Bartheleway commented 1 month ago

When I use GitHub PR, GitLab MR or git diff I just give two ref/branch and it makes the diff using the common ancestor. I don't understand why this tool would behave differently ... I think it is confusing that a "diff" tool is behaving differently than others by default. Having to use git merge-base force me to have a particular process to take your words 😉

I wonder how many user out here already used git merge-base in their life ? Personally it has been 15 years and I never needed it.

From a side note, I see using git merge-base a dependency over local git installation (same as simple-git still in use in the code base). As asked, what is the use case of using branch state? (I'm curious and don't want to miss a chance to learn something new).

scolladon commented 1 month ago

git merge-base is indeed a dependency over a local git installation. It is just an example in the case where you need to compare with the common ancestor. This is not the only way to get this information (it is done differently in CI, it could be done differently with tags, etc)

simple-git is dependent of the local git installation, and spawn (which is dependent of the terminal). This library is used in some particular cases where isomorphic-git does not provide an API yet. Those usage are at the edge of the features, do not uses git API that changes a lot (either in behaviour or in parameters) and does not impact the performance of the plugin.

When doing a pull request (in any provider), it compares the top of the current branch with the top of the target branch (even if it has changed in between). This is why some of the git provider propose to require the "branch to be up to date" or enforce having a "linear history". IMHO using the common ancestor is not the nominal use case 🙃

scolladon commented 1 month ago

Feel free to reopen this issue if you think there is more to discuss. I'll be happy to talk here.

Bartheleway commented 1 month ago

Could explain how it should be done in CI then? (I am currently working on this topic)

From what we discuss internally with my team, doing the git diff ref...ref has always been our way to go. We had discussion about "branch to be up to date" and come to the conclusion that except for "linear history" (which we don't need), it has no beneficial thus we don't require it.

scolladon commented 1 month ago

What I meant by it is done differently in CI is that in some CI there can be environment variable containing the base branch at its current state. So you may use those environment variable.

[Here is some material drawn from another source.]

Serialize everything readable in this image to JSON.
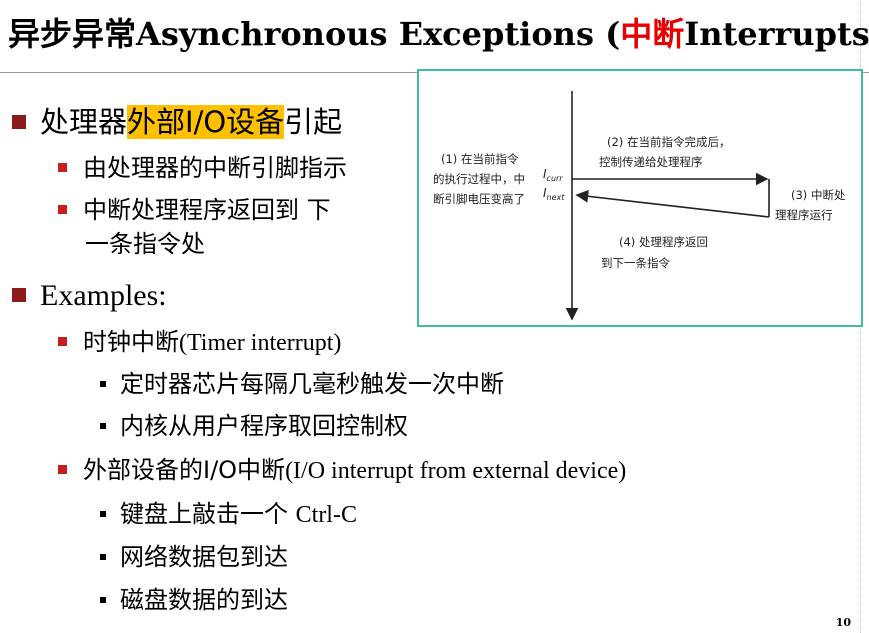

Also some CIs merge the PR branch "locally" (in the container) before applying all the checks configured. This, or just ensuring you are up to date with the base branch, is key to check the integration of the content of the PR with the rest of the repository.

I don't see how the integration with other development is done when comparing with common ancestor. Per exemple take an apex class MyService.cls with this content on the main branch at the commit A ref :

public class MyService {
    public class doAwesomeThings() {
        // magic here
    }
}

Now we create a branch feat/add-another-service and change the content of the class at the commit B :

public class MyService {
    public class doAwesomeThings() {
        // magic here
    }

    public class doOtherThings() {
        // unicorn taming here
    }
}

If in the mean time someone as merged into main a C commit with the following change into the MyService class :

public class MyService {
    public class doAwesomeThings() {
        // magic here
    }

    public class doThings() {
        // normal stuff here
    }
}

Those changes will not be included in the PR checks if the comparison is done against the common ancestor A --- C --- B C will not be integrated, even if B is meant to be merged after him

Bartheleway commented 1 month ago

I agree with you, content of files will only be correct if branch is on top of compared branch (or if diffs are located on other files). I was about to miss that point, thanks for reminding me that.

From what I saw, SGD is therefore only in charge of generating the manisfest and doesn't care about file content. My plan is to generate the manifest with SGD, then merge the two branches (usually feature with master or feature with quality) and then execute the sf deploy command. This only needs that no merge conflict exist between two branches (easily achievable without being up to date).

And yes of course I am using CI environment variable to know with ref I need to use :)

scolladon commented 1 month ago

SGD also generate partial metadata for any metadata type allowing it to be deployed. It is done using the --generate-delta parameter

It also list all the listable metadata contained inside files in the package.xml (per exemple Labels, SharingRules, Workflows, etc)